Thursday, August 13, 2015

A Changing of the Guard

By Andy Marmer

The last few weeks have raised the ire of the quidditch community, and I am neither surprised nor do I fault those complaining. In the past few weeks, US Quidditch has, among other things, released a transfer policy drawing criticism from across the country including this website and announced a fourth consecutive national championship tournament in the South Region and a third straight tournament in South Carolina. Yet, given all of the whining, it’s important to put everything that’s happened in its proper context.

We’ve come a very long way in a very short time. If I wanted to right now, I could play quidditch in six continents. (I’ll need some loans, though.) That’s absolutely mind-boggling. I remember the first time I wrote about quidditch back in the spring of 2009; there had been two World Cups, and you could probably count the number of teams on your fingers and toes and the number of teams outside of the Northeast United States on a single hand. Those who have found that article may note that at the time, I was skeptical about the expandability of quidditch. Players still had the gall to run around with capes on their backs and actual brooms between their legs. From these humble origins, next summer we’re going to see two international tournaments take place, including a Global Games that could feature players from as many as five continents – though three is more probable.

Photo Courtesy of Janet Hoffar Photography
Quidditch is huge now. Twelve teams just competed at the European Games, and quidditch has expanded to over 25 countries in under 10 years. However, rather than celebrating, I am here to sound the alarm of stagnation and fatigue.

At this point there are approximately four people in the world who can make a living off of quidditch. (I refer, of course, to USQ’s tremendous employees.) And there doesn’t seem to be much indication that this microscopic pool of people is about to grow in size. Small national governing bodies are entirely dependent upon the countless hours of unpaid volunteers who have a huge passion for the sport but inevitably have or will soon have more pressing obligations. I’ve watched a number of people come and go through the quidditch community, and as much as all of us wish it weren’t the case, eventually school, work, family, or something else cuts into one’s quidditch time. I know my time is coming. Just in this past 2014-15 season, the leaders of four of the largest quidditch bodies in the world have left in various capacities.
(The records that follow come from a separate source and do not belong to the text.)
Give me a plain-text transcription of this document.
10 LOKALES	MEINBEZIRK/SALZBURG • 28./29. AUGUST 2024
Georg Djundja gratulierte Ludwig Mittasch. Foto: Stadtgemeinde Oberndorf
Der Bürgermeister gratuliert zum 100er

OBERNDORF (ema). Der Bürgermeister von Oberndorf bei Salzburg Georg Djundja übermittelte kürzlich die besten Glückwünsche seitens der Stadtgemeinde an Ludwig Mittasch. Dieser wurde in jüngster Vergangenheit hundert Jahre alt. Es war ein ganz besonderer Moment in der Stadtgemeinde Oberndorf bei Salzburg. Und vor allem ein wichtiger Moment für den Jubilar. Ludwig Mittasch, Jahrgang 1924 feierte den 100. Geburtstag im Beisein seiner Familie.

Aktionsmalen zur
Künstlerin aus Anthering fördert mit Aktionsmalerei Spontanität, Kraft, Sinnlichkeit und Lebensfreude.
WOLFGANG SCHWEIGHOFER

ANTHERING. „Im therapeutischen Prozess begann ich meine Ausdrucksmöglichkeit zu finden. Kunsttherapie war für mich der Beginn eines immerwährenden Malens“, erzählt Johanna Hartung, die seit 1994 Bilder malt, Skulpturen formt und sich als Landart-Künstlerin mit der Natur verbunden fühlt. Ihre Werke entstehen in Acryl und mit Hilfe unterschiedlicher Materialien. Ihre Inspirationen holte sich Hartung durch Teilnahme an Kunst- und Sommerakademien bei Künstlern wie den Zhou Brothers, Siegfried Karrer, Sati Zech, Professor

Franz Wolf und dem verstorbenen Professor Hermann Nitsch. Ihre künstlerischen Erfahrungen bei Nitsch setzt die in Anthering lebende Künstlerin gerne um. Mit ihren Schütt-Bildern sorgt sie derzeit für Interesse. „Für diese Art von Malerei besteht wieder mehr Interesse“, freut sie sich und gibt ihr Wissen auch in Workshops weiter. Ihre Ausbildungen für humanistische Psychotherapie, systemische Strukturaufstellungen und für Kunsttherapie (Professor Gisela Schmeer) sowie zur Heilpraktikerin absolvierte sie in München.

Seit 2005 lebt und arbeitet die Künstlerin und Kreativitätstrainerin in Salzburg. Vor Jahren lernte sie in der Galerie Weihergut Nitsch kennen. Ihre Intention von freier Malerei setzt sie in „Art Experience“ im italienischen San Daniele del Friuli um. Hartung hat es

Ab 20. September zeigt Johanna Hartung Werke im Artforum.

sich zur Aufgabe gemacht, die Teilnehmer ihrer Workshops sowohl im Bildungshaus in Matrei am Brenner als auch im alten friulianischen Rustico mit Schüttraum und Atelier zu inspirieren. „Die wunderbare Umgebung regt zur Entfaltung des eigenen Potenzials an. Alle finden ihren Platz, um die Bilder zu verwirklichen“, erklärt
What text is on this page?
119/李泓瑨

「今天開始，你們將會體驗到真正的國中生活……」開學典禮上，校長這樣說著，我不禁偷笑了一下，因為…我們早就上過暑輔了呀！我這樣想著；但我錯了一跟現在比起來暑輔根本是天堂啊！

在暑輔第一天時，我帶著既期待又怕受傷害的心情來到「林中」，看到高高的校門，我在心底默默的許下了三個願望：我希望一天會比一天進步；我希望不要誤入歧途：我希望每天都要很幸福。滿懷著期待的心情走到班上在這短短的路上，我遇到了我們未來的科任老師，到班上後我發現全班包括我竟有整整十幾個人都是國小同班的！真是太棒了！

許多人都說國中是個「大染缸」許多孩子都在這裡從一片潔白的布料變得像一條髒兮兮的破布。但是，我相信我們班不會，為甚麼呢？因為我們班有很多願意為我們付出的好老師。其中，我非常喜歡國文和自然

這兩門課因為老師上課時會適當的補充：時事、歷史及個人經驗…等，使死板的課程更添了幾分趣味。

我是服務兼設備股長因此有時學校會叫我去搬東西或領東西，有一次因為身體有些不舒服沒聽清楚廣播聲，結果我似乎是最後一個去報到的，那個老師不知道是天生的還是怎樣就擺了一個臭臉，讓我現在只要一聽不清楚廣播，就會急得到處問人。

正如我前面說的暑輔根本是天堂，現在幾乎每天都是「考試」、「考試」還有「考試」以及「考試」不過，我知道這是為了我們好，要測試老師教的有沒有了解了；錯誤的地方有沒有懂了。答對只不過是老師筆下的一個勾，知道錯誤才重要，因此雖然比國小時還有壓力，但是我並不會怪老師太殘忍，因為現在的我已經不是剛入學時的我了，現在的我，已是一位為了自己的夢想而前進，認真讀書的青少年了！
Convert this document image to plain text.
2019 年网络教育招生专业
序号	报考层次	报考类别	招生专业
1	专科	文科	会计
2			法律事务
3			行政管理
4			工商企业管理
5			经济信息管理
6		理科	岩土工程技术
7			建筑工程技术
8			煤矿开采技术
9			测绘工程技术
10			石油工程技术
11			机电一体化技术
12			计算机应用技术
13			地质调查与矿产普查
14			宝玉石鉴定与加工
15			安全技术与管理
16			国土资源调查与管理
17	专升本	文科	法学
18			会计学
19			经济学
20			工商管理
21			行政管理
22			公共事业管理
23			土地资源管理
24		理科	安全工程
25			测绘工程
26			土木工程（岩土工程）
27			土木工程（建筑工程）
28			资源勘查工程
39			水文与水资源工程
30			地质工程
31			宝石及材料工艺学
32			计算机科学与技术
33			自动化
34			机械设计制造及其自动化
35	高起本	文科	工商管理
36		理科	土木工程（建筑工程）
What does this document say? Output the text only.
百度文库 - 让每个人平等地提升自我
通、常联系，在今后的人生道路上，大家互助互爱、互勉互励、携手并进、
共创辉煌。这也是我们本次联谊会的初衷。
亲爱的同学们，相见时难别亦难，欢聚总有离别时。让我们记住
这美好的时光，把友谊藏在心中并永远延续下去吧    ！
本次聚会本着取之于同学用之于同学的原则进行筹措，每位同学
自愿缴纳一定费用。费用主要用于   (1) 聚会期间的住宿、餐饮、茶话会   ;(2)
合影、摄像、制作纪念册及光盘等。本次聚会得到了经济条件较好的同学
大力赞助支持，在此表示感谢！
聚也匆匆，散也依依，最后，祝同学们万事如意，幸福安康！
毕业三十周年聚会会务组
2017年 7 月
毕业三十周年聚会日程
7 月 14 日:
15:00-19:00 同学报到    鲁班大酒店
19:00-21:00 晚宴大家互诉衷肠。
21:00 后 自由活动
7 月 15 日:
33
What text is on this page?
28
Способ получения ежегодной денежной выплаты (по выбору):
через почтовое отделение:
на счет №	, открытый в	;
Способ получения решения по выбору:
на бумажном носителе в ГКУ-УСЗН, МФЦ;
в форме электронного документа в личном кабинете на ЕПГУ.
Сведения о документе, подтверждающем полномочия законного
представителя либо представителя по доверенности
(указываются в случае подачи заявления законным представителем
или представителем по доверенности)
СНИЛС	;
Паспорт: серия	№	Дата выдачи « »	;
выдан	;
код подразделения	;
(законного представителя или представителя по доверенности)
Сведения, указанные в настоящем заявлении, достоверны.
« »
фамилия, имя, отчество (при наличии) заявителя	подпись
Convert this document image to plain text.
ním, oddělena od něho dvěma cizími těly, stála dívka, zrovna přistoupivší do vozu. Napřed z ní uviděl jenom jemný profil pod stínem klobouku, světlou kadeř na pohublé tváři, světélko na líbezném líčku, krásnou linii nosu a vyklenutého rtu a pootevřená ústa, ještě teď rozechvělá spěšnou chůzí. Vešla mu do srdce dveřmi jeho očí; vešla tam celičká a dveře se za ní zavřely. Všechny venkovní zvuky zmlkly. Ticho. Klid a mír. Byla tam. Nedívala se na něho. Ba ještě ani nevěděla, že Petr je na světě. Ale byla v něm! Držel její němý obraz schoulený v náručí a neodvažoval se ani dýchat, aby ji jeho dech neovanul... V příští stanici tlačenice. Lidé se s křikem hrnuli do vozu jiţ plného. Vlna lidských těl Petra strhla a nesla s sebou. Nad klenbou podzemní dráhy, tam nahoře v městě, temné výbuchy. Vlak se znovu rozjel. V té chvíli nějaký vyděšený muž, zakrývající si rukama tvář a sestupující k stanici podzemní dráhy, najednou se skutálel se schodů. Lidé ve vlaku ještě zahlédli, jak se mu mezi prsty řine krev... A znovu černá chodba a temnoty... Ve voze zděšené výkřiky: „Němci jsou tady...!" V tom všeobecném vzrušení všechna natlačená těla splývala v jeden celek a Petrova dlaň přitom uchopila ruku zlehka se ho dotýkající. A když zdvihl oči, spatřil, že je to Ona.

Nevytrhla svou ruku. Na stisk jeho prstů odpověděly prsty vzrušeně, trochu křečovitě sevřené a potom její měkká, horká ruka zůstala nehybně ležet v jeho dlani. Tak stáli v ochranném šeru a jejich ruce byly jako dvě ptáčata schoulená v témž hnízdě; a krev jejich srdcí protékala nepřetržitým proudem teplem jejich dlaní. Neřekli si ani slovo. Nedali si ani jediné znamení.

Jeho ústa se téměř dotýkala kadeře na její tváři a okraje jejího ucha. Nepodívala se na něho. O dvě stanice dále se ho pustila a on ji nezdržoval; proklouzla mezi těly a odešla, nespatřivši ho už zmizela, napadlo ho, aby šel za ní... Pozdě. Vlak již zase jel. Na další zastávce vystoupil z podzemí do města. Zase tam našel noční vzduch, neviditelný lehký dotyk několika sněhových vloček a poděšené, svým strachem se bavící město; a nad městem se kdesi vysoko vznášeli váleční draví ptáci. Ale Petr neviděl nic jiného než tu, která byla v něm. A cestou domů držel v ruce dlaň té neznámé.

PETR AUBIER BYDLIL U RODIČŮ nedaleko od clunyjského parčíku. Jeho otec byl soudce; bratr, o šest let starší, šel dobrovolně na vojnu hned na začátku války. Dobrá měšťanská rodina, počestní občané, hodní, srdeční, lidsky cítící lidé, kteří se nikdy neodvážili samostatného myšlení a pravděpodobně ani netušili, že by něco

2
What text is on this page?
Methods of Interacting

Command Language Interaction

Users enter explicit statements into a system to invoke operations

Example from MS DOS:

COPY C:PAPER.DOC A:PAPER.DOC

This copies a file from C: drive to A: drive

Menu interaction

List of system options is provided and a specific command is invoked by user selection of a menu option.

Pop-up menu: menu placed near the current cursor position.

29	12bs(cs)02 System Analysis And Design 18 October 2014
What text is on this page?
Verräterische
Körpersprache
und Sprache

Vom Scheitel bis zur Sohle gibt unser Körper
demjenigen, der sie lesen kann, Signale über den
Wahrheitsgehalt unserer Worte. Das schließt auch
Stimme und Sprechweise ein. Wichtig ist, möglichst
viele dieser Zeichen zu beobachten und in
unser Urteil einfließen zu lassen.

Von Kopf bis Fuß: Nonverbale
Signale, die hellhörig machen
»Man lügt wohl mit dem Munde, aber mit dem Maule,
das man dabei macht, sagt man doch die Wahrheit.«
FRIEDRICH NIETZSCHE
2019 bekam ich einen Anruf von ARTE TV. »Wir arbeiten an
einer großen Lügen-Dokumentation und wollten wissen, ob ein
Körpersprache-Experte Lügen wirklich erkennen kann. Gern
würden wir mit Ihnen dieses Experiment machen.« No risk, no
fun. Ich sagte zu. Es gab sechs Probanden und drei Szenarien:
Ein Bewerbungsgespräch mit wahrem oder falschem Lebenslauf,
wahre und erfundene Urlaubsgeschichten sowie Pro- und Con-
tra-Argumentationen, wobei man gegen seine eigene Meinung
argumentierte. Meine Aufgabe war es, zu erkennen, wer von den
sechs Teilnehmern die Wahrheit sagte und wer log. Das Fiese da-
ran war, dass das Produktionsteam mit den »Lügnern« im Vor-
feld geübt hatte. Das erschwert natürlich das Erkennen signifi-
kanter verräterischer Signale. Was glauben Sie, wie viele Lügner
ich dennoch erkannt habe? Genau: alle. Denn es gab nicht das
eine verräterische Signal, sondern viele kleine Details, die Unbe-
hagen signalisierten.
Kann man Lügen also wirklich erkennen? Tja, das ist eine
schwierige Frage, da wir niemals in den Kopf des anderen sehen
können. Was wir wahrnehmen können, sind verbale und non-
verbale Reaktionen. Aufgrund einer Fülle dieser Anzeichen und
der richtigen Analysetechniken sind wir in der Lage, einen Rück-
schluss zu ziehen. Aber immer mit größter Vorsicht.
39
USQ (ex-CEO Alex Benepe in April), QuidditchUK (former President Amy Maidment in March), Fédération du Quidditch Français (former President Orel Cosseron earlier this month) and the IQA (the President of the Congress, Matthew Guenzel, stepped down in December) have all had leadership changes in some form, and this seems only the tip of the iceberg.

Photo Courtesy of Isabella Gong Photography
Everything I’m about to say is anecdotal, but it seems that the average age of quidditch volunteers, regardless of associated organization, is higher than it’s ever been. Part of this is just statistics. Quidditch has been around for the span of two college undergraduate careers, and yet it seems to me that our community continues to rely on the same individuals to lead us as we have since nearly the beginning, and fewer new individuals are stepping up to the plate. I’d venture to say that the number of new volunteers in the community is the lowest it’s ever been. There are benefits to this; experience often leads to competence, but where does that leave us in the future? Our current leaders are going to be leaving soon – we’ve already seen the beginning of the exodus and if more people don’t step up to the plate and assume the leadership mantle, the progress that I spent paragraphs celebrating above could halt.

We’ve come a long way on the backs of some great leaders, but in order for quidditch to nurture its longevity so the next generation can enjoy the sport, it needs to assert itself more in the community. I beseech you to step up get involved! There are opportunities of all kinds, all around the world. Most of us had no special skills other than time and passion, and we turned quidditch into what it is today. New generation, it’s your turn to shine. There are a number of ways you can get involved, and I encourage you to contact your local organization, or even the IQA. Even if you don’t like everything you’re seeing, be the change you want to see. You can make a difference. As someone who has had a lot of experience in quidditch, I can tell you that there is no organization that will turn away your help. If you’re passionate enough about quidditch that you chose to read this article, then I’m willing to bet you can help some quidditch organization somewhere. And if you can’t find the proper place with the local governing body, there are still plenty of ways you can volunteer and help grow quidditch.

Photo Courtesy of Sofia de la Vega Photography
The quidditch world is at a point where it depends on volunteers and is soon going to be depending on new blood. The founding generation is on its way out. Those that made quidditch what it is today are soon to be leaving the game, and for the current success and growth to continue, we need leaders who will learn from the departing generation and add their own ideas to make quidditch better than before.